Don’t you find it odd that in a time of very low interest on anything from car loans to mortgages, credit card companies can hand out APRs that embarrass loan sharks. Well, it’s not unusual to see 34.99% APRs, especially as a default rate, and the reason is simple. Most credit card companies reside in states like South Dakota or Delaware. States that have very weak or even no “usury laws”. So, there’s no cap on interest. By law, there’s nothing to stop them charging whatever interest they want. Here’s a map that links to the locations of top 10 credit card issuers.
5. You can often pay interest TWICE in one month.
This one’s called “two-cycle billing” and it’s also a completely legal loop-hole. Let’s say you pay off the balance of your card in full at the end of one month, say April. But in May, you don’t pay off your complete balance. Boom, some credit card issuers will charge you for two months’ worth of interest. Aren’t they lovely?

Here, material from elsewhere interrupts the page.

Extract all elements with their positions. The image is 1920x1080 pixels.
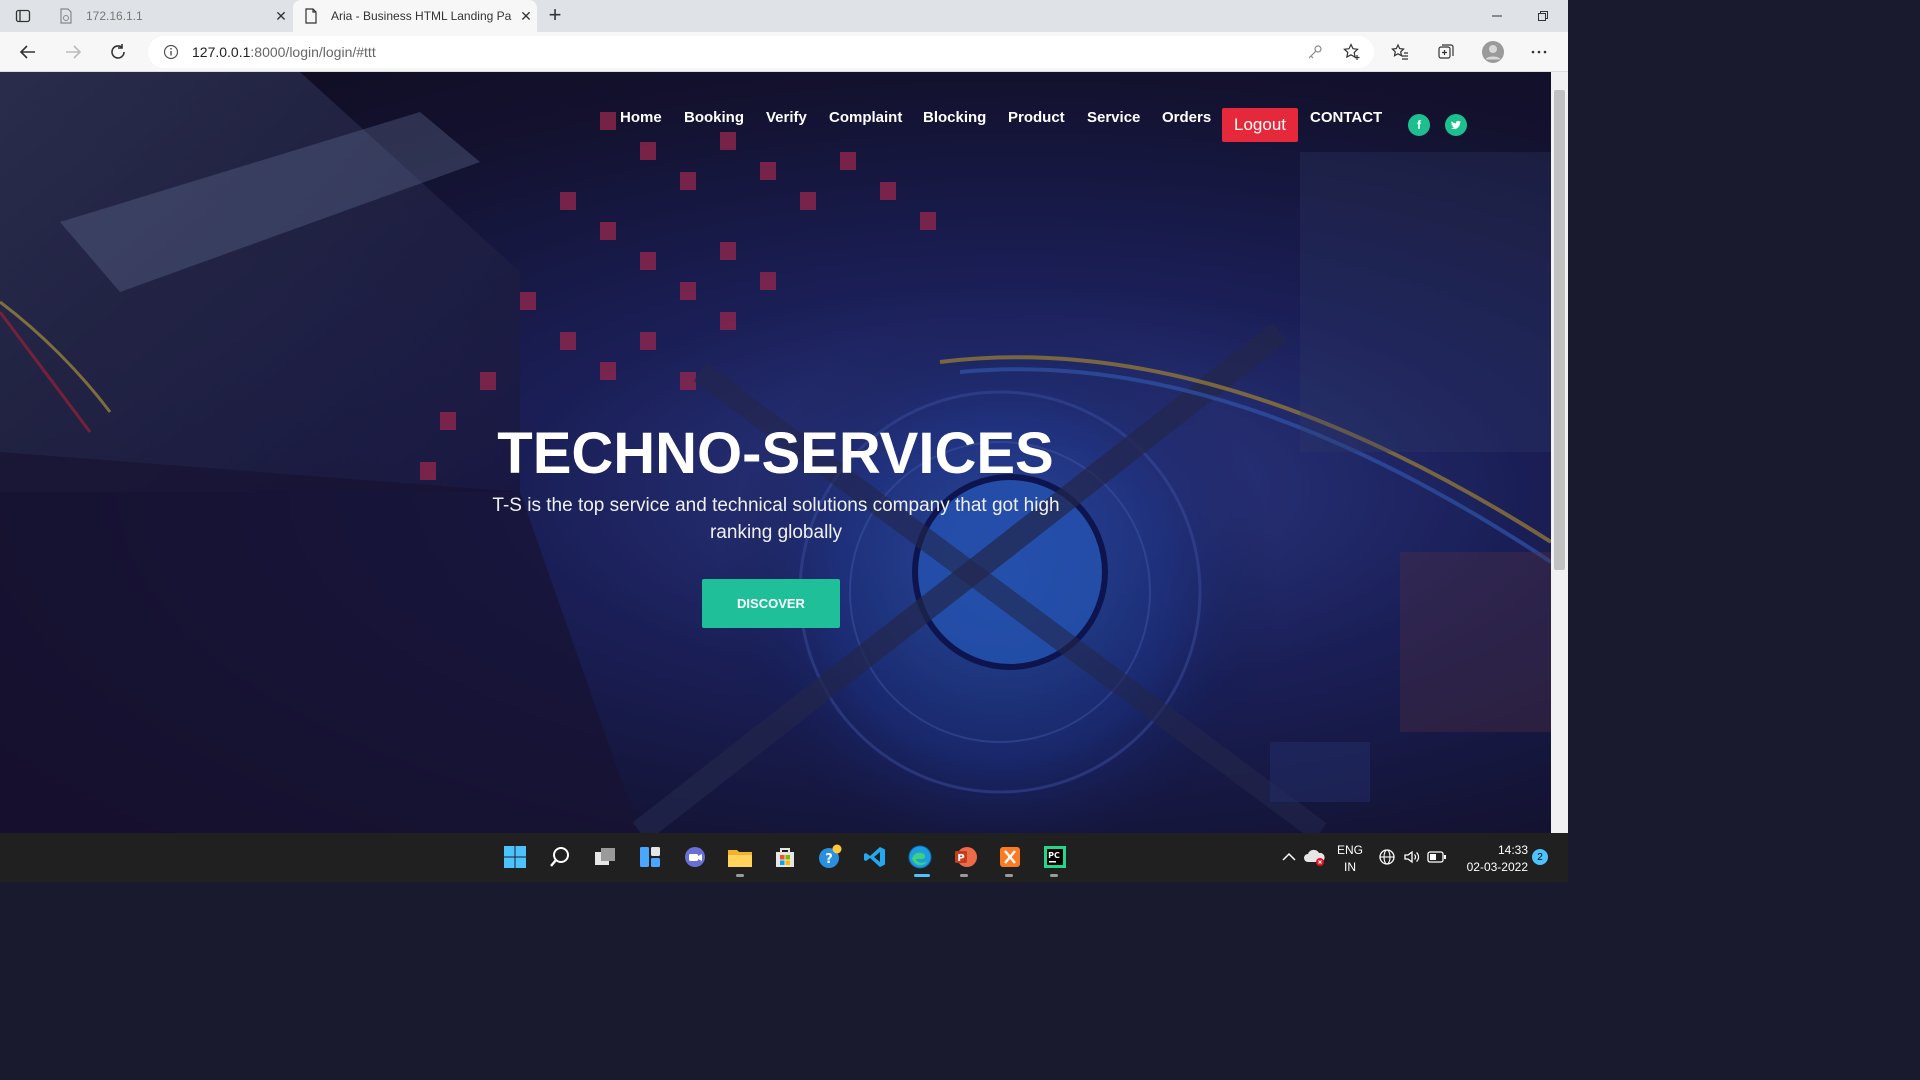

6. Grace periods are getting shorter...or being eliminated.
Remember the good old days, when you had 25 days to pay off your balance without incurring charges? Well, those could soon be a distant memory. Some banks have already shortened the grace period to 20 days. (Do you know what yours is? It may have changed.) And other banks are doing away with grace periods completely. That means you’re paying interest on anything you buy, the second you buy it, even if you pay off your balance each month. The clock is running folks.
7. Cash advances hit you twice in the wallet.
First, as I’m sure you know, you’ll get a different, higher APR applied to your cash advances. But you also get hit with a transaction charge, around 2.5%. Even credit cards that confidently announce “no finance charges” can still bill you for transaction charges.
8. The fine print is a web of deceit.
Let’s be honest, these days you need 2 hours and a law degree from Harvard to understand the mumbo-jumbo in the fine print. But try and read it if you can. Because this is where the credit card issuer can hide a whole bunch of nasty surprises. The biggest is scarier than Godzilla on crack. Basically, the credit card issuer can change your APR at ANY time, as long as they give you 15 days notice. No reason required. Imagine if any other industry worked that way, like your mortgage? While you’re reading the fine print, also check for things like purchase protection, lifetime warranty coverage and travel discounts. These may end when your introductory rate ends. And speaking of that, what does your introductory rate become after the teaser period? It could be more than you bargained for, especially if it’s a variable APR.
9. Good payers are called deadbeats!
Deadbeat – it’s what credit card companies call those folks who are responsible and pay off the balance each month. They don’t like those people, not one bit. That’s because they make little to no money off of them. No, credit card companies like you to carry a nice hefty balance and pay only the minimum each month. If you’re one of those people, known as ‘revolvers’, you’re part of the crowd that contributes roughly 90% of the credit card company’s income. What a crazy upside-down world credit is.
10. You can demand, and get, a better deal.
APR too high? Hate the annual fee? Want a longer grace period? It turns out your credit card company may just have to do your bidding. See, the fees they charge are not considered a necessary cost of doing business, so you can request, firmly, that they be reduced or eliminated. Now, imagine what would happen if we all did that? No wonder they want that one kept secret. And remember, if all else fails, find a lower cost APR card and transfer your balance. You have at least that going for you.
That’s the scoop, folks. If you happen to be in spiraling credit card debt, there are places you can go to for help. PBS has a great list of resources right here. I also recommend the Weblog on Finance and Business as another good resource. Check them out, some great articles and advice here. And from now on, I hope you all look a whole lot closer at that handy piece of plastic in your wallet. It’s far more ominous than it first looks. Pleasant dreams everyone.